Rôle du dollar comme monnaie de réserve, questions de gouvernance des institutions internationales, défense du libre-échange : à l'approche du G20, Pékin a voulu démontrer qu'il fallait désormais compter sur la voix de la Chine : " Ce sera la première fois que la Chine décide de ne pas jouer le rôle d'un auditeur passif. Le monde entier souhaite à vrai dire entendre cette "voix chinoise" plus forte, et espère que Pékin ait un rôle plus actif dans le sauvetage de l'économie globale ", pouvait-on lire dans un éditorial de l'Economie Observer Online.
Déjà, certaines propositions suscitent des débats. Reprise par Zhou Xiaochuan, le gouverneur de la banque centrale chinoise, celle, ancienne, de substituer au dollar une monnaie universelle, sous la forme des droits de tirage spéciaux (ou DTS) du Fonds monétaire international (FMI) - leur valeur est déterminée à partir d'un panier de monnaies -, fait son chemin. Elle a reçu le soutien de la Russie et du Prix Nobel d'économie, Joseph Stiglitz, qui préside une commission d'experts chargée par les Nations unies de réfléchir à une refonte du système monétaire international. Elle a aussi conduit le président américain Barack Obama à défendre le rôle du dollar.
JOUER UN PLUS GRAND RÔLE
Sollicitée pour participer au tour de table destiné à refinancer le FMI, sur lequel un accord est attendu lors du G20, Pékin compte bien saisir cette occasion de jouer un plus grand rôle au sein de l'institution internationale, à condition de " trouver un bon équilibre entre les droits et les obligations des pays contributeurs ", a déclaré le vice-premier ministre chinois Wang Qishan, dans un entretien au Financial Times, tout en expliquant " qu'il n'était ni réaliste, ni juste de fixer le niveau de contribution - d'un pays - uniquement par la taille de ses réserves de change ".
La Chine, qui, avec un quota de moins de 4 %, a le même poids que la Belgique au conseil du FMI, soutient au côté des autres puissances émergentes du groupe BRIC (Brésil, Russie, Inde et Chine) une réforme des droits de vote.
" La plus grande priorité doit être donnée à une augmentation des quotas ", a poursuivi M. Wang qui se fait toutefois l'avocat d'une approche conciliante et pragmatique : la Chine est prête à souscrire des obligations émises par le FMI en cas d'urgence et étudiera la proposition américaine d'élargir le dispositif des " new arrangements to borrow " - NBA - qui permet de facilité l'emprunt.

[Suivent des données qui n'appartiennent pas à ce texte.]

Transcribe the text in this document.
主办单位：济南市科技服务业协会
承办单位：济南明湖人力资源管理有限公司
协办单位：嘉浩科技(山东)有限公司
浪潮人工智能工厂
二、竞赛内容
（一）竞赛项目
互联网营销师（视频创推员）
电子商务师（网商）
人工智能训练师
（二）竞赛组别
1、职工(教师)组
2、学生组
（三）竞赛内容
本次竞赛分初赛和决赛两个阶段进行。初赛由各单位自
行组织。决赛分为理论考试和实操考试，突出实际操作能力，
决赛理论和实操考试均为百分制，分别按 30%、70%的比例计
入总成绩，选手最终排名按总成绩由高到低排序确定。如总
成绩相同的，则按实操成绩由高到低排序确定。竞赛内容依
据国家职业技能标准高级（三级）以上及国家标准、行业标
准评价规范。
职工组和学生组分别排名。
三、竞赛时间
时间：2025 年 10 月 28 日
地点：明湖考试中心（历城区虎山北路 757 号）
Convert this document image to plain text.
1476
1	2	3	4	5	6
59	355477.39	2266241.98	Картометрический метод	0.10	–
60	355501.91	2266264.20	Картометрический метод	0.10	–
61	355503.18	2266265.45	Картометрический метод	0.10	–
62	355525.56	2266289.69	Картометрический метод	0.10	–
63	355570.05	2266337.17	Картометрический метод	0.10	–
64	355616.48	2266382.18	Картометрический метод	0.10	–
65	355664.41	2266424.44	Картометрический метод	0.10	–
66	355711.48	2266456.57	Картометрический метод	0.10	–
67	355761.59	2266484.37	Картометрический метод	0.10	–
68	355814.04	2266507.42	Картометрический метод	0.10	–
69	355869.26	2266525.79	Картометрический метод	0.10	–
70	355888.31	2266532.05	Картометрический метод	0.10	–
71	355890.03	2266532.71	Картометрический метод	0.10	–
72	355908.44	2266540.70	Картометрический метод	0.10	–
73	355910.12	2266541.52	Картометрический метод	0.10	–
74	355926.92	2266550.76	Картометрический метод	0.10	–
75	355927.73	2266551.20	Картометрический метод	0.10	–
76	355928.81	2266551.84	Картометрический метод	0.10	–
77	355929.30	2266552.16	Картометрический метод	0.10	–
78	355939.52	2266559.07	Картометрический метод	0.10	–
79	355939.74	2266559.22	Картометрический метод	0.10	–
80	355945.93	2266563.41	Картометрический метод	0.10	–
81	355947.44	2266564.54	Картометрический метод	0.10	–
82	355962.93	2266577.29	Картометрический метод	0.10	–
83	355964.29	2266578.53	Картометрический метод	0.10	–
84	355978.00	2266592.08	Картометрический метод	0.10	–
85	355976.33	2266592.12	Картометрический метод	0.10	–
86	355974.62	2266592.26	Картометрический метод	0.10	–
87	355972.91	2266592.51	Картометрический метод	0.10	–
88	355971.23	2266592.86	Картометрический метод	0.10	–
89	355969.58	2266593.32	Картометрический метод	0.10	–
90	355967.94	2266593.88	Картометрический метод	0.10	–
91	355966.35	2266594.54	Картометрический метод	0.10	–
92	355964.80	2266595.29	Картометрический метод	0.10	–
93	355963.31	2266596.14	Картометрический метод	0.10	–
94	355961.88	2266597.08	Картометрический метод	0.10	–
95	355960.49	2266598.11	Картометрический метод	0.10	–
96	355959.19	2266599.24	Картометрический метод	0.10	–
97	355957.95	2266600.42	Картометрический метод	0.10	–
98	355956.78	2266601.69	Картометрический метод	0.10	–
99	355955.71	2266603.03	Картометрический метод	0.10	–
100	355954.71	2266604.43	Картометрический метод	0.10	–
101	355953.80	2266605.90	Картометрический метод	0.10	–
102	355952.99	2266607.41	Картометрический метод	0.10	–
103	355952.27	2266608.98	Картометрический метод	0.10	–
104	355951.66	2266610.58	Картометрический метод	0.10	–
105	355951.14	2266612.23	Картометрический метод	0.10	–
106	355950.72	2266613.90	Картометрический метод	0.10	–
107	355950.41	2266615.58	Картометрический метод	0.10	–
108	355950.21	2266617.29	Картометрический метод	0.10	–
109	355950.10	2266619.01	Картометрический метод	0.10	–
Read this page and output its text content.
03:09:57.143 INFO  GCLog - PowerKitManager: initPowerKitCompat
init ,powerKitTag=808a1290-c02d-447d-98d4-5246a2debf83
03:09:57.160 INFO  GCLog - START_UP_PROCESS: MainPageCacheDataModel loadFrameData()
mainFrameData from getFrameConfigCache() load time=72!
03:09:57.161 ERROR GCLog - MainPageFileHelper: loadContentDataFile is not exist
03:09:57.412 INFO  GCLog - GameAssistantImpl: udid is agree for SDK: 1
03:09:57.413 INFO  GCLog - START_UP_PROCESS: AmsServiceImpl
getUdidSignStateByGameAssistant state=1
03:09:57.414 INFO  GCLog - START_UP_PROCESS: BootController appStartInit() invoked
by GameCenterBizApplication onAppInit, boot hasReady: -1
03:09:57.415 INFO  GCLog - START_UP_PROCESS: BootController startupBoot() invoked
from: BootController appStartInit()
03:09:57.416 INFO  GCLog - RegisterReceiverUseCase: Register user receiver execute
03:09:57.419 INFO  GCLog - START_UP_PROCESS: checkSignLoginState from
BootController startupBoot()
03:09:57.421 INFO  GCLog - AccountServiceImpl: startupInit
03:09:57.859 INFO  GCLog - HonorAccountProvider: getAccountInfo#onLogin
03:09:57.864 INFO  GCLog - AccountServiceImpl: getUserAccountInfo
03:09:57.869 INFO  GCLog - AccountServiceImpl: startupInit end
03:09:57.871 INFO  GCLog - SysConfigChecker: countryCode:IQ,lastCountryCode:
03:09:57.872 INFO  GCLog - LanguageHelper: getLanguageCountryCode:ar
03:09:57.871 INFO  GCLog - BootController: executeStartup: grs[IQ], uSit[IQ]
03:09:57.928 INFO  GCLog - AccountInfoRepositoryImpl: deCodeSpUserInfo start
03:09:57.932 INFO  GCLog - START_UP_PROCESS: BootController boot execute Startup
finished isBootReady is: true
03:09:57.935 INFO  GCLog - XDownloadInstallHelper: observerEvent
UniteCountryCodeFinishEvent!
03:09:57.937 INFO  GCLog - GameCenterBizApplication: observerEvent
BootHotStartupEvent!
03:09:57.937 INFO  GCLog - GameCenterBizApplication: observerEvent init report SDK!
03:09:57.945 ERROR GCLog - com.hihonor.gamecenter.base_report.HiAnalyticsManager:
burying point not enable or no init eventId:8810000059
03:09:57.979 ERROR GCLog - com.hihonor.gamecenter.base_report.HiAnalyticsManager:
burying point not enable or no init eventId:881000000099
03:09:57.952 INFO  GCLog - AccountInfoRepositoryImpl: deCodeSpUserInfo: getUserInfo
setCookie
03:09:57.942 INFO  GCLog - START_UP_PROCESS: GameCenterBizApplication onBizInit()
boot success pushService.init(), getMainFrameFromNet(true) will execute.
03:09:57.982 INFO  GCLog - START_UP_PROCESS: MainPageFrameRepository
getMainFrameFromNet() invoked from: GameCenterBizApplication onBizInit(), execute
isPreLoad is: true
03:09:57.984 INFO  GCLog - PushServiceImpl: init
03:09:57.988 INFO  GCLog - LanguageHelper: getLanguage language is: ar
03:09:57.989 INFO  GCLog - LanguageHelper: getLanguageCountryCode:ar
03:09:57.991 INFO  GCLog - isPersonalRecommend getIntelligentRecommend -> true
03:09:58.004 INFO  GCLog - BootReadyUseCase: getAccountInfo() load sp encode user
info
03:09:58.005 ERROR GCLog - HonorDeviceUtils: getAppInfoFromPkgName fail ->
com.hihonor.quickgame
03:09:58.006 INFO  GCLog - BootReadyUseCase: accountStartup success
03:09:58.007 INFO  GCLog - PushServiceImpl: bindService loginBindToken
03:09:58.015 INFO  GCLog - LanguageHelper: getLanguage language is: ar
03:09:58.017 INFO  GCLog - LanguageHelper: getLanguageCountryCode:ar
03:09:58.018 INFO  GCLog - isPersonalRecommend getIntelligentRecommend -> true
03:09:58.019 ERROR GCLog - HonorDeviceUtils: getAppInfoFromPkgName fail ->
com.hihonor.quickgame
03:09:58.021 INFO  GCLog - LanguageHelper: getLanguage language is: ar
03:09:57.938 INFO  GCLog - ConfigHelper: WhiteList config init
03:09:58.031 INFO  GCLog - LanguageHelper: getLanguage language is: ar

Face à un modèle américain en pleine déconfiture, Pékin veille à se présenter comme le " bon élève " de l'économie mondiale et met en avant ses efforts en matière de relance - le plan chinois est l'un des plus élevés au monde - ou de promotion des échanges : Pékin envoie dans les pays riches des délégations d'acheteurs, et s'efforce de soutenir les pays émergents qui seraient tentés par le protectionnisme, en leur offrant des garanties en cas de crise monétaire.
Depuis fin 2008, la Chine a ainsi signé des accords " swap ", c'est-à-dire d'échange de devises, avec une série de partenaires (en Asie, mais aussi avec l'Argentine et la Biélorussie), pour plus de 600 milliards de yuans (66 milliards d'euros). Un accord signé avec Hongkong pour autoriser l'usage du yuan comme mode de règlement entre la Région administrative spéciale et la ville de Shenzhen doit préfigurer une régionalisation du rôle de cette devise.
Tous ces efforts servent des intérêts bien compris. Ils n'empêchent pas la Chine, détentrice de 739 milliards de dollars (560 milliards d'euros) en bons du Trésor américain, d'être pragmatique : l'appréciation du yuan par rapport au dollar depuis 2005 s'est faite grâce à une diversification des réserves du panier de référence de la banque centrale, et tout porte à croire qu'elle a réindexé le renminbi sur le billet vert aux dépens notamment de l'euro, révèle un rapport récent de Morgan Stanley.